The COVID-19 global pandemic has caused a lot of strongly held beliefs to quickly fall by the wayside:

“Working from home doesn’t work for our company culture.”

“Virtual training doesn’t work.”

“We have to be face-to-face to make big decisions.”

“Sales has to happen in person.”

“Collaboration only happens when our employees are in the same building.”

“We are a relationship-based company; an online strategy is for companies doing business with strangers.”

The overall economy and the print industry will come out of COVID-19 looking much different. My fear is that companies who have been “defaulting to print communications” for decades will take this opportunity to think about communication alternatives. In the thinking about alternatives, leadership will look at what it takes to procure print and what they find might push them in the direction of the alternatives.

Buying print isn’t convenient, easy, or labor-free for the print-buying customer.  

Most print procurement happens via email. When I analyze customer service departments, it makes me cry to see email chains with customers that are tens or sometimes more than 100 responses back and forth. Our industry has been doing this for decades; we don’t even see that it's a complete pain in the ass for the customer. We judge our customer services teams by response times: “Our customer service agents are really responsive.” I’m not against responsiveness, I’m against having to be responsive over and over and over again because it takes so many touches to get a job from initial inquiry to the press. Do you know what responsiveness feels like when you get 10+ emails on every order? Harassment!

I think we have measured responsiveness too much and have not measured efficiency enough. It's time to start measuring the number of customer touches per job like a golf score—the lower the better. How can your team reduce the number of touches it takes to get an order from initial inquiry into production? Think of every touch from the perspective of the customer. You are filling their email inboxes with little “to-dos”—you are spending your customers’ time without any notion of a budget or value of their time.

I know what a lot of you are thinking: “My customer emails me all the time; what am I supposed to do?” You are right: you can only control your side of the communication, but you have to take control of what you have control over. This could be as simple as writing down what needs to be captured for a job to be ready to move into production. This sounds so simplistic, but believe me: so many printers we engage with don’t have this captured anywhere and each of their CSRs has a different idea about what is required.

If you list everything that has to be “known” or “agreed upon” to put a job on press, then you can start grouping those things into well-planned communication touch points. Again, this is only organizing your side of the equation. If your CSR team did this together, they would undoubtedly learn from each other. And there is a chance the team will start acting with a little more consistency. When a team member is out - the others can easily pick up where they left off. You don’t have to buy any software; you don’t have to make any infrastructure investments. You just need to ask your CSR team to start thinking about their job from the customer’s perspective. Now a lot of your CSRs agents will say, “Our customers love talking to us.” I’m not talking about the perspective your customers are willing to communicate with you, I’m talking about if their boss monitored how much time they were spending ordering and managing their print business with you—that perspective. The perspective of the people paying the payroll of the people responding to your 10+ emails per order.

I’m sure you’re all thinking of exceptions to why this won’t work. I can’t believe I’m doing this, but I’m going to quote the Twitter handle of a processed meat brand: Steak-umm (a bizarre source of insight during COVID-19).

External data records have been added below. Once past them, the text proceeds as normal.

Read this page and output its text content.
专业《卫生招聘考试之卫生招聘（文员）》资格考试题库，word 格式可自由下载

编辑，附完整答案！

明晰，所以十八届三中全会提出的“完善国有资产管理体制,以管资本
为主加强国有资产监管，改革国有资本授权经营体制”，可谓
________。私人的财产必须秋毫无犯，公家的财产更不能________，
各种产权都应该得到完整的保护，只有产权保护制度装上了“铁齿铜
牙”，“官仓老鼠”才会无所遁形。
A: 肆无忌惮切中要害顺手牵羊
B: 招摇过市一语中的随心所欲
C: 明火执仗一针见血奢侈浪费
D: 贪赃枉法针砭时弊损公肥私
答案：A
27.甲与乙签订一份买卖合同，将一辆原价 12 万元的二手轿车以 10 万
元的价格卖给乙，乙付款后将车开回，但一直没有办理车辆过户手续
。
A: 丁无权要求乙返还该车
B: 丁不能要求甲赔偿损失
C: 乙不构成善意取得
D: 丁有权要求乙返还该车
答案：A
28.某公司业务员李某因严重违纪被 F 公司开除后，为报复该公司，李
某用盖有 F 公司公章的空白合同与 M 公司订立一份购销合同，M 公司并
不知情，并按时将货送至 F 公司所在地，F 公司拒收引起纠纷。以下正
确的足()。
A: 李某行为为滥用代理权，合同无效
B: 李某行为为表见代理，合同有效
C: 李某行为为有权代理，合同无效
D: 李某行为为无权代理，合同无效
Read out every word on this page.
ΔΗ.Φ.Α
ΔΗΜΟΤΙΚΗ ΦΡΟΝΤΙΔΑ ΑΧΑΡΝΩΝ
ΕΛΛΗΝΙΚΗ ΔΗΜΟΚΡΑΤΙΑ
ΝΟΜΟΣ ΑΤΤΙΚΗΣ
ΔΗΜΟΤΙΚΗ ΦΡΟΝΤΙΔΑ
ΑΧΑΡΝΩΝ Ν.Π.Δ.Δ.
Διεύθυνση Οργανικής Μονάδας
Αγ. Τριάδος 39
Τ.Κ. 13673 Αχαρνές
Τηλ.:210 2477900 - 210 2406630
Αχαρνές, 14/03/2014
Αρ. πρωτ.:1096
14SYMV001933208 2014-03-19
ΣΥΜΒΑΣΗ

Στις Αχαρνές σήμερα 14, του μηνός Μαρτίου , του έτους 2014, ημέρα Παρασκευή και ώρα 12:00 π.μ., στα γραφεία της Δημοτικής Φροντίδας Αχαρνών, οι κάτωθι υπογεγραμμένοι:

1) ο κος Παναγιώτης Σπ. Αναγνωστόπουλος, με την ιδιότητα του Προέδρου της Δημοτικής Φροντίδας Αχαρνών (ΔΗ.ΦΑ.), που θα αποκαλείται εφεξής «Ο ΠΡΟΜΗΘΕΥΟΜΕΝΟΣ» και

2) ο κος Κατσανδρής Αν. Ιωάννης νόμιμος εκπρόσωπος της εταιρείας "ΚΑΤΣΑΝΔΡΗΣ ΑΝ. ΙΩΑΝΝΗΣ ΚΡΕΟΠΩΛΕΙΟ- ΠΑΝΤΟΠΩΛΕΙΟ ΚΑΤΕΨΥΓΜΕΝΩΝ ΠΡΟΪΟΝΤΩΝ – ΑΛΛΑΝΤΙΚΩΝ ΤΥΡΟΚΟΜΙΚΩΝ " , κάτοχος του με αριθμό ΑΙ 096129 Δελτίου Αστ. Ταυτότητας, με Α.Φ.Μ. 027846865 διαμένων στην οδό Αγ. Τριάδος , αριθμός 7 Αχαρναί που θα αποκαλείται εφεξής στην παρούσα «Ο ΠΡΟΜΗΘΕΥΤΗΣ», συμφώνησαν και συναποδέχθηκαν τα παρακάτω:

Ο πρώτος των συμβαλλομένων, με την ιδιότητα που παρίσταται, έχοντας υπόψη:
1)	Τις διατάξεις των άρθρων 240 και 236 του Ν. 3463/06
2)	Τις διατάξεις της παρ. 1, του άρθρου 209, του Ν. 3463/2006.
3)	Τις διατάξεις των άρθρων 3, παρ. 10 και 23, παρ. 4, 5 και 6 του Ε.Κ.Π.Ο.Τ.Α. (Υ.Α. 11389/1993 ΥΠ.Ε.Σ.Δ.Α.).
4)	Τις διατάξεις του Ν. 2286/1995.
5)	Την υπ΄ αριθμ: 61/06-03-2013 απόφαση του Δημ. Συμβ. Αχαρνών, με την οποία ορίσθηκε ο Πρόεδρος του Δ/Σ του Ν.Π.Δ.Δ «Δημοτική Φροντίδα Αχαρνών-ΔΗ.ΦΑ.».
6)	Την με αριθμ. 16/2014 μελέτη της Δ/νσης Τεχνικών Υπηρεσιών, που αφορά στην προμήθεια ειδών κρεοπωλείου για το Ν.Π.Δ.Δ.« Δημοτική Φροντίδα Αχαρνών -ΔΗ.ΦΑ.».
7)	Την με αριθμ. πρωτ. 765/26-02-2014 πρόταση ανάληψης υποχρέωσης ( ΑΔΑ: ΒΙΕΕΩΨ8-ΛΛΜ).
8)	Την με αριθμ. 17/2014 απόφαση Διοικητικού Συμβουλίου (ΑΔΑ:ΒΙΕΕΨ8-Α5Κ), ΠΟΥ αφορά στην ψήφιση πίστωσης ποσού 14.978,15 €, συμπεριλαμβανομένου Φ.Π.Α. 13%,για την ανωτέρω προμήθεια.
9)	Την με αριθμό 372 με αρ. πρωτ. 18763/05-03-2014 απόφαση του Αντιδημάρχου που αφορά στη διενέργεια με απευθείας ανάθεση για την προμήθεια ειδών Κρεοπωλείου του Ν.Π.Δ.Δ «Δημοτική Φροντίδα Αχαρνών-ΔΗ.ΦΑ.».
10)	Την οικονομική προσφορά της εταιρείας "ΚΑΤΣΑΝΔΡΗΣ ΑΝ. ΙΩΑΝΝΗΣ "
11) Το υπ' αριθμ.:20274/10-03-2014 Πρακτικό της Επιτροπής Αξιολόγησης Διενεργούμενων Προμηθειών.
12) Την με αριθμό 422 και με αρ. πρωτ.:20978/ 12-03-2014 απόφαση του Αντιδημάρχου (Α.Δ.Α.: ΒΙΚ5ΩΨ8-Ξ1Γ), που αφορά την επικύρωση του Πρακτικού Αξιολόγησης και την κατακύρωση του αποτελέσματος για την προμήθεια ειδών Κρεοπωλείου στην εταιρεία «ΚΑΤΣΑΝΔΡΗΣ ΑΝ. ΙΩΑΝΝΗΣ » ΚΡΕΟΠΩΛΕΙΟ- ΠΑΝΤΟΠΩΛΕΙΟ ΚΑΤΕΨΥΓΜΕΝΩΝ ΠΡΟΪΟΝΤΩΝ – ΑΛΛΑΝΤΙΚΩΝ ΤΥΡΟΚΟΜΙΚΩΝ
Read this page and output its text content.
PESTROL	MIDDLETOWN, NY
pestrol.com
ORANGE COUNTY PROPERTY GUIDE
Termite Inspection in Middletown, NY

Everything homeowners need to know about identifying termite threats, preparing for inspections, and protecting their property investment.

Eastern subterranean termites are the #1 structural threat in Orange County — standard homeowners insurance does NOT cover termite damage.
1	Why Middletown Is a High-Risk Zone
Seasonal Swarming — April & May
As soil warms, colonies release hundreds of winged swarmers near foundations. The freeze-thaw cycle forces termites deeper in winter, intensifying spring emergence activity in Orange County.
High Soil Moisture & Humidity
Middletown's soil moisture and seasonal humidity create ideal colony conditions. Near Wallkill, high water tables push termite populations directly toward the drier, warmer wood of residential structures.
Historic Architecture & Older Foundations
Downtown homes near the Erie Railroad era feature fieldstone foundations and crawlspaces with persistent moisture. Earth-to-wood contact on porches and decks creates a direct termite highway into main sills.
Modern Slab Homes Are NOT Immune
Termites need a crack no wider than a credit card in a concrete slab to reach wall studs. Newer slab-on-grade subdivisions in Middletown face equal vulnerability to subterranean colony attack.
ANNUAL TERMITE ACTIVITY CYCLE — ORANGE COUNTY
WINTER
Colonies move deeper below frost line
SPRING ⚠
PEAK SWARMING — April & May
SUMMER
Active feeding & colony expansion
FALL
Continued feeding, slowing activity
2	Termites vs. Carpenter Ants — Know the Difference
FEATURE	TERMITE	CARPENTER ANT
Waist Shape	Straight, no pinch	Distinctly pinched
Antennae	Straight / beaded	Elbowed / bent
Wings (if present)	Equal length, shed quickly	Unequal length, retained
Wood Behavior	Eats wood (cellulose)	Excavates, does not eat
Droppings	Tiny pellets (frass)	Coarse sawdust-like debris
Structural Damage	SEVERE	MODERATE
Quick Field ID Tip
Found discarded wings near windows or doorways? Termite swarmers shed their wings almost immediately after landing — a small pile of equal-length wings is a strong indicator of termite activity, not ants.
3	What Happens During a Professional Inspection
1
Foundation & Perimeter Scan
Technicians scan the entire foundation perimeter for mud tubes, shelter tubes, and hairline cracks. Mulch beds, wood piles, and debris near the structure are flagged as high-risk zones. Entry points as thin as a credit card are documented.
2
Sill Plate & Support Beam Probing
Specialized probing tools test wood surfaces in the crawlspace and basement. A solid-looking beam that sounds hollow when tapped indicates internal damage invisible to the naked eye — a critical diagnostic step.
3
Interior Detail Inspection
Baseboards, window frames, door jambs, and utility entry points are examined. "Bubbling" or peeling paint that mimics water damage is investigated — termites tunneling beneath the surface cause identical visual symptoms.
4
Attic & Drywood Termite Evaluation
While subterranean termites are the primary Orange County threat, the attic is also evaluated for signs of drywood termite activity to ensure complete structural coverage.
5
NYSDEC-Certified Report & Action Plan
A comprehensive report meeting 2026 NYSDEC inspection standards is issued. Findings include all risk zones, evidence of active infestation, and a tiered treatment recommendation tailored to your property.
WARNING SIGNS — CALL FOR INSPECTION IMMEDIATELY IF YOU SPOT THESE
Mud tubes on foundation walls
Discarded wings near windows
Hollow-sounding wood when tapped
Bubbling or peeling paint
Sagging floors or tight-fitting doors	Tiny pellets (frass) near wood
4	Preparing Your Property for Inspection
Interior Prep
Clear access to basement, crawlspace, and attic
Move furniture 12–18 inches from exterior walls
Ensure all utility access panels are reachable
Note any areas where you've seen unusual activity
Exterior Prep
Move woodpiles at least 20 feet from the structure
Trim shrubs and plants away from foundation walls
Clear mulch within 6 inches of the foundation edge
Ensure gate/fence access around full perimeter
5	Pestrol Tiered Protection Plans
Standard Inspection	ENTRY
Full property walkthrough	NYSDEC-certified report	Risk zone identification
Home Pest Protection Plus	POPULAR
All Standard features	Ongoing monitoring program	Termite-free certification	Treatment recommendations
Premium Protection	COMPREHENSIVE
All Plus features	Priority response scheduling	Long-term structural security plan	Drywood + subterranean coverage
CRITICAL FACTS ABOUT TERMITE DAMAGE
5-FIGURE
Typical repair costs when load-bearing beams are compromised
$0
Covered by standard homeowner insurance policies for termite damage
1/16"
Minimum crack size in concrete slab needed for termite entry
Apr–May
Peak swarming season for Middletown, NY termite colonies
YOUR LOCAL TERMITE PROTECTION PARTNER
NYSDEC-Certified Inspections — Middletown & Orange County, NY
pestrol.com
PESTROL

When addressing a business process, there are always exceptions. A business process is “never that clean.” It doesn’t have to fix everything or address every scenario. A business process is meant to be the default process for the majority of the events. Lots of businesses get trapped in the “if I can think of a few exceptions, then the business process simply can’t be optimized because we need to be flexible!” You know what flexible means? Be prepared to keep throwing people at business process problems (cutting into your profits) and worst of all also requiring more labor time/effort from your customers making you less competitive. It's a lose-lose.

I like to say, the most expensive thing you spend is your customer’s time.

In 2008, companies laid a lot of people off. When talking to the folks who “survived” that downsizing, you hear the same thing: they had two jobs before, then after the layoffs they got another two to give them a total of four. COVID-19 might give each “survivor” another couple jobs. The humans working at your customers were busy coming into COVID-19, but when the dust settles, whoever is left is going to be expected to do even more with less resources. They will be looking for vendors who can save them time.